De voorzieningenrechter komt in deze uitspraak tot het oordeel dat het beroep van eiser (lees: grondeigenaar) ongegrond is. Argumenten tegen de verbreding van de watergang kunnen in deze procedure niet worden aangevoerd. Ook is niet komen vast te staan dat de werkzaamheden op minder bezwarende wijze kunnen uitgevoerd.
Rechtbank Noord-Nederland 04-09/25 inzake Wetterskip Fryslân (ECLI:NL:RBNNE:2025:3638)
Noot: let wel, deze procedure gaat om door de grondeigenaar aangevraagd voorlopige voorziening.

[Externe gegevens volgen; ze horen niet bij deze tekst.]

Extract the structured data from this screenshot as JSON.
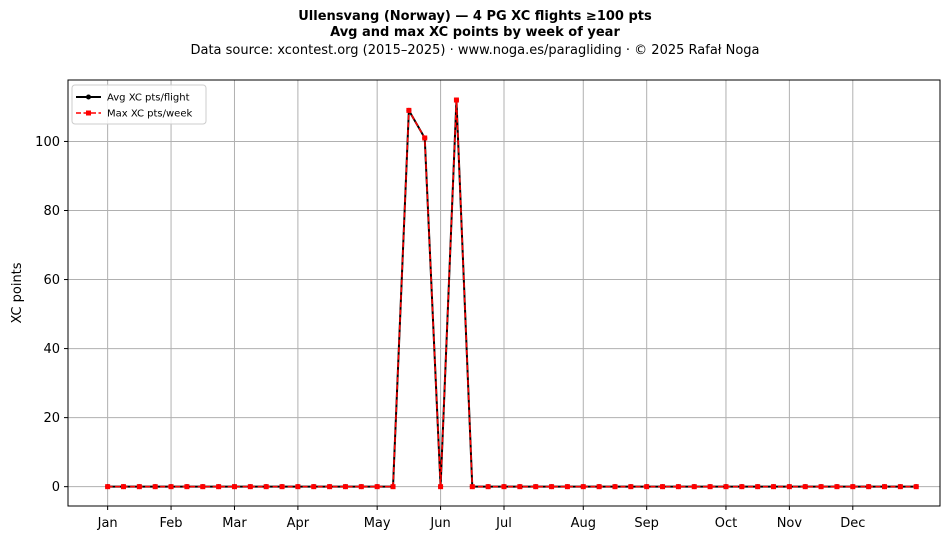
{
  "header": {
    "title_line1": "Ullensvang (Norway)  —  4 PG XC flights ≥100 pts",
    "title_line2": "Avg and max XC points by week of year",
    "subtitle": "Data source: xcontest.org (2015–2025)  ·  www.noga.es/paragliding  ·  © 2025 Rafał Noga"
  },
  "chart_data": {
    "type": "line",
    "title": "Ullensvang (Norway)  —  4 PG XC flights ≥100 pts",
    "subtitle": "Avg and max XC points by week of year",
    "xlabel": "",
    "ylabel": "XC points",
    "xlim": [
      -1.5,
      53.5
    ],
    "ylim": [
      -5.6,
      117.8
    ],
    "x": [
      1,
      2,
      3,
      4,
      5,
      6,
      7,
      8,
      9,
      10,
      11,
      12,
      13,
      14,
      15,
      16,
      17,
      18,
      19,
      20,
      21,
      22,
      23,
      24,
      25,
      26,
      27,
      28,
      29,
      30,
      31,
      32,
      33,
      34,
      35,
      36,
      37,
      38,
      39,
      40,
      41,
      42,
      43,
      44,
      45,
      46,
      47,
      48,
      49,
      50,
      51,
      52
    ],
    "x_ticks": [
      {
        "label": "Jan",
        "x": 1
      },
      {
        "label": "Feb",
        "x": 5
      },
      {
        "label": "Mar",
        "x": 9
      },
      {
        "label": "Apr",
        "x": 13
      },
      {
        "label": "May",
        "x": 18
      },
      {
        "label": "Jun",
        "x": 22
      },
      {
        "label": "Jul",
        "x": 26
      },
      {
        "label": "Aug",
        "x": 31
      },
      {
        "label": "Sep",
        "x": 35
      },
      {
        "label": "Oct",
        "x": 40
      },
      {
        "label": "Nov",
        "x": 44
      },
      {
        "label": "Dec",
        "x": 48
      }
    ],
    "y_ticks": [
      0,
      20,
      40,
      60,
      80,
      100
    ],
    "grid": true,
    "legend_position": "top-left",
    "series": [
      {
        "name": "Avg XC pts/flight",
        "color": "#000000",
        "style": "solid",
        "marker": "circle",
        "values": [
          0,
          0,
          0,
          0,
          0,
          0,
          0,
          0,
          0,
          0,
          0,
          0,
          0,
          0,
          0,
          0,
          0,
          0,
          0,
          109,
          101,
          0,
          112,
          0,
          0,
          0,
          0,
          0,
          0,
          0,
          0,
          0,
          0,
          0,
          0,
          0,
          0,
          0,
          0,
          0,
          0,
          0,
          0,
          0,
          0,
          0,
          0,
          0,
          0,
          0,
          0,
          0
        ]
      },
      {
        "name": "Max XC pts/week",
        "color": "#ff0000",
        "style": "dashed",
        "marker": "square",
        "values": [
          0,
          0,
          0,
          0,
          0,
          0,
          0,
          0,
          0,
          0,
          0,
          0,
          0,
          0,
          0,
          0,
          0,
          0,
          0,
          109,
          101,
          0,
          112,
          0,
          0,
          0,
          0,
          0,
          0,
          0,
          0,
          0,
          0,
          0,
          0,
          0,
          0,
          0,
          0,
          0,
          0,
          0,
          0,
          0,
          0,
          0,
          0,
          0,
          0,
          0,
          0,
          0
        ]
      }
    ]
  }
}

De gedoogplicht moet redelijkerwijs nodig zijn voor de vervulling van de taken van de waterbeheerder. Een rechthebbende moet dan gedogen dat voor bepaalde of onbepaalde tijd gebruik wordt gemaakt van een onroerende zaak. Dit mag (waarbij rechter expliciet verwijst naar de relevante artikelen Omgevingswet) alleen als:
- het niet is gelukt om schriftelijk afspraken te maken, terwijl hiervoor wel een redelijke poging is gedaan,
- het gebruik van de zaak niet meer wordt belemmerd dan nodig en
- onteigening niet nodig is.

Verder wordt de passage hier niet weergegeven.